Allow nature to change social dynamics
Team outdoor activities help create the conditions for people to interact at a deeper level. Beyond the constructs of role descriptions, status, and organizational charts, employees are invited to engage with one another. After all, human beings have been sitting together under the stars for thousands of years, evolving into the social creatures we are today. Being in nature can also give team members who have fraught or strained relationships the chance to reset and reconnect in a beautiful, shared setting.
Navigate a physical challenge together
Climbing through a canyon, hiking up to a summit, or even building a fire together requires trust—the foundation of a high-performing team.
Being on a trail often shifts teams’ reliance on roles, and suddenly the capabilities and seniority that might seem paramount in the office become less important to the skills needed in nature. This can lead to a deeper level of learning and collaboration.
Leaders will need to keep in mind when choosing team activities and event destinations that some individuals might not be able to attend an outdoor wilderness retreat, such as those with a physical disability. It is important to find a place that designs its trails to be fully inclusive, one that can respond to specific needs by altering types of trails, modifying activities, or adding equipment to assist with mobility.
Take an unplanned detour
Sometimes not having a plan—by wandering and wondering in nature, for example—can help people explore how they perceive and navigate their organizations. It can also encourage them to pursue new possibilities for finding solutions.
Actions organizations can take
Creating cultural norms that include nature as part of how employees work can be a powerful agent of change.
Use nature as your seminar room
Instead of having strategy meetings or off-site events in a hotel or conference center, consider meeting outside. Sit around a campfire to reconnect as a group and build deeper trust, embark on activities that mirror current executive challenges, and allow solo time for reflection and inspiration. Make sure to have team members hand over all technology to truly disconnect and allow the brain to enter a more creative state.
Use outdoor space for small-group conversations
Employees can take a walk together or sit in a park to discuss problem solving or strategy—without using slide decks or other documents as aides. For team meetings or events, even if most of the sessions cannot be outside, think about what outdoor space you can use for small-group conversations, paired dialogue, or journaling activities.
Bring nature inside
Encourage employees to spend time either with a view of nature or to have something natural in their work space. As noted earlier, this can include potted plants, a “living wall” covered in plant life, or pictures of nature, all of which can help activate the brain’s natural reward-delivery system.
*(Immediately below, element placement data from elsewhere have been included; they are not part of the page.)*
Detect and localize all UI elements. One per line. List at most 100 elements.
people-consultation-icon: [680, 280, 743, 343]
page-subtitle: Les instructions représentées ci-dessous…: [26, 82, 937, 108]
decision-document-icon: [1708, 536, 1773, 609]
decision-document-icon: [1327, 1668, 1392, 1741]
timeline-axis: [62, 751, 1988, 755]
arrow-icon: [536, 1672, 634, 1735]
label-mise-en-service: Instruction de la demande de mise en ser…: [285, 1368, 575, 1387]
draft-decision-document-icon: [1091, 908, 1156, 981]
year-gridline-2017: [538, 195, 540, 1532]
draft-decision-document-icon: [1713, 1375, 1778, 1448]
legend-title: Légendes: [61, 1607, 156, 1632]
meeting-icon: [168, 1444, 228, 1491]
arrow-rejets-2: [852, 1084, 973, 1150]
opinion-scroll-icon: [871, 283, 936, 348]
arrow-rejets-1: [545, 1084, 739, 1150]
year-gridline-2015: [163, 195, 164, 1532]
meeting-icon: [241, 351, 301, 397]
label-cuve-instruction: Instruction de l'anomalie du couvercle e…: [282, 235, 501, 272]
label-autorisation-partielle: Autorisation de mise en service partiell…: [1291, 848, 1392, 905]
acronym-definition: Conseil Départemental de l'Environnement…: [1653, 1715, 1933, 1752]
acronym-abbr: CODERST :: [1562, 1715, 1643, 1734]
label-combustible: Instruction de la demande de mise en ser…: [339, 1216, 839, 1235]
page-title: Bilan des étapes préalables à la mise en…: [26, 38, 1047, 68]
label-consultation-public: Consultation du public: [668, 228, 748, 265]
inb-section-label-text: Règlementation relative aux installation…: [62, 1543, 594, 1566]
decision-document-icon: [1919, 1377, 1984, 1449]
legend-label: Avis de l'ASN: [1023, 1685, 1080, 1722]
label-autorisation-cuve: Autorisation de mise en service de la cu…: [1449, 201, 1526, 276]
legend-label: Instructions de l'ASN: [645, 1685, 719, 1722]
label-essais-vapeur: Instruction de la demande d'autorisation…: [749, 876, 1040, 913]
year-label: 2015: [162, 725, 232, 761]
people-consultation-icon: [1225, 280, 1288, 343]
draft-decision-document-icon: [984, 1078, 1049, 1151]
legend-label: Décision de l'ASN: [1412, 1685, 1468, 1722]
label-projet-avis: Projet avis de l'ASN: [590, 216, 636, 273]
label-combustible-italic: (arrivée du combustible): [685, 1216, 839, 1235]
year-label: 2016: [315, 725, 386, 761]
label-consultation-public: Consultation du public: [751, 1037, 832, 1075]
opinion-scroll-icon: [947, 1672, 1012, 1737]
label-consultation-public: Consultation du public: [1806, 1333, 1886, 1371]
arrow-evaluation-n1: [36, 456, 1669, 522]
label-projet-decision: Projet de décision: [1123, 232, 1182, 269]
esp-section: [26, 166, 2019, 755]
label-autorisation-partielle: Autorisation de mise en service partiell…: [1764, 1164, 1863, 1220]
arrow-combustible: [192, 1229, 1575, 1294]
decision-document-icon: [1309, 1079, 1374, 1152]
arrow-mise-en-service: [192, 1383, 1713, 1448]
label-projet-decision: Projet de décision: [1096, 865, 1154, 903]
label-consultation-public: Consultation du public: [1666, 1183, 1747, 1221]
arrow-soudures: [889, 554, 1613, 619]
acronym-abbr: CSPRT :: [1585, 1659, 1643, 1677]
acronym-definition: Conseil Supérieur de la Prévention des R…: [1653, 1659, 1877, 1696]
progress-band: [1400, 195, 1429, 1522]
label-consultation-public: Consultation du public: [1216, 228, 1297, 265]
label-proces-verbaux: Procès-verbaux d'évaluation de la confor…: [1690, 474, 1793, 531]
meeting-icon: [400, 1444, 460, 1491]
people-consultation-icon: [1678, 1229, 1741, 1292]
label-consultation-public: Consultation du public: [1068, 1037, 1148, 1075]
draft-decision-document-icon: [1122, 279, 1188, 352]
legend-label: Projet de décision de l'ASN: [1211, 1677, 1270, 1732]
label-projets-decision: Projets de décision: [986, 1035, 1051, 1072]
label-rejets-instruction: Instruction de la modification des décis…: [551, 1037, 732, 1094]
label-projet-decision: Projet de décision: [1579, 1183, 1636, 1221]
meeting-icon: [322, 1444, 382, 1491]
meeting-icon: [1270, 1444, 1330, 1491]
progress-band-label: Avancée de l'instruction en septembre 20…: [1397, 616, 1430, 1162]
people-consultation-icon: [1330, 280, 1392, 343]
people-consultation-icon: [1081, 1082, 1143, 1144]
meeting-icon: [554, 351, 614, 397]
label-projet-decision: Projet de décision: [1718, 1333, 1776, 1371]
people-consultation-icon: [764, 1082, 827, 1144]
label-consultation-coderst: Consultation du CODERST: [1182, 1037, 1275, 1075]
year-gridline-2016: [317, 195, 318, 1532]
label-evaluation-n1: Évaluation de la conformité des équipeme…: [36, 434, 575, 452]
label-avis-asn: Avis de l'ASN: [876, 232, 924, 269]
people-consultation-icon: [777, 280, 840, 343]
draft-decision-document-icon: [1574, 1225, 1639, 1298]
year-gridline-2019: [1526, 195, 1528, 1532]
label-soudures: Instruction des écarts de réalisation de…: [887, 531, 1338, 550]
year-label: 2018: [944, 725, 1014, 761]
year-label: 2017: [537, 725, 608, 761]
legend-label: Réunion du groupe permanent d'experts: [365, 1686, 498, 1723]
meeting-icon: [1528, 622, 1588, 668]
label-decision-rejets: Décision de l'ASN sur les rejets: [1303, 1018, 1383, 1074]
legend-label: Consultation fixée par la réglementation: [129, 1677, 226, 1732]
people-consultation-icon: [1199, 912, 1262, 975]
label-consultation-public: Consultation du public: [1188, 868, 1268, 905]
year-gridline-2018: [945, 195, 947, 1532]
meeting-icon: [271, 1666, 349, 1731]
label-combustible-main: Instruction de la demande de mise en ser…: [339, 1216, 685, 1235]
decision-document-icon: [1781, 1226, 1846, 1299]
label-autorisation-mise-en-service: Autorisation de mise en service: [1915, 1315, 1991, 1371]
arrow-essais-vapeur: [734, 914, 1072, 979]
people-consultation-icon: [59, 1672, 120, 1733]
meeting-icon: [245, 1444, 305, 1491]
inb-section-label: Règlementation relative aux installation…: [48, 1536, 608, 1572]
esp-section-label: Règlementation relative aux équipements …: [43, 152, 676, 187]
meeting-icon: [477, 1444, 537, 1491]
Some organizations have embraced this concept more fully by designing their offices around natural spaces and the outdoors. One example is Salesforce, which has gone all in on the concept of nature as integral to its offices and employee wellness retreats.
Consider how to link nature and reward systems
Many organizations with large sales teams often reward performance with trips to all-inclusive resorts. Instead, organizations can think about alternatives that are more firmly embedded in nature rather than a hotel setting. Teams can become more cohesive, resilient, and productive, and individuals can elevate their cognition, creativity, and energy.
Work life is inherently busy, and for more than two years now it has been particularly stressful. Organizations whose workforces are equipped with sufficient levels of well-being and resilience are better able to navigate the stress, complexity, and uncertainty of these challenging times. Companies that understand how to use the power of nature strategically to build healthy, future-fit leaders can reap the performance rewards for years to come.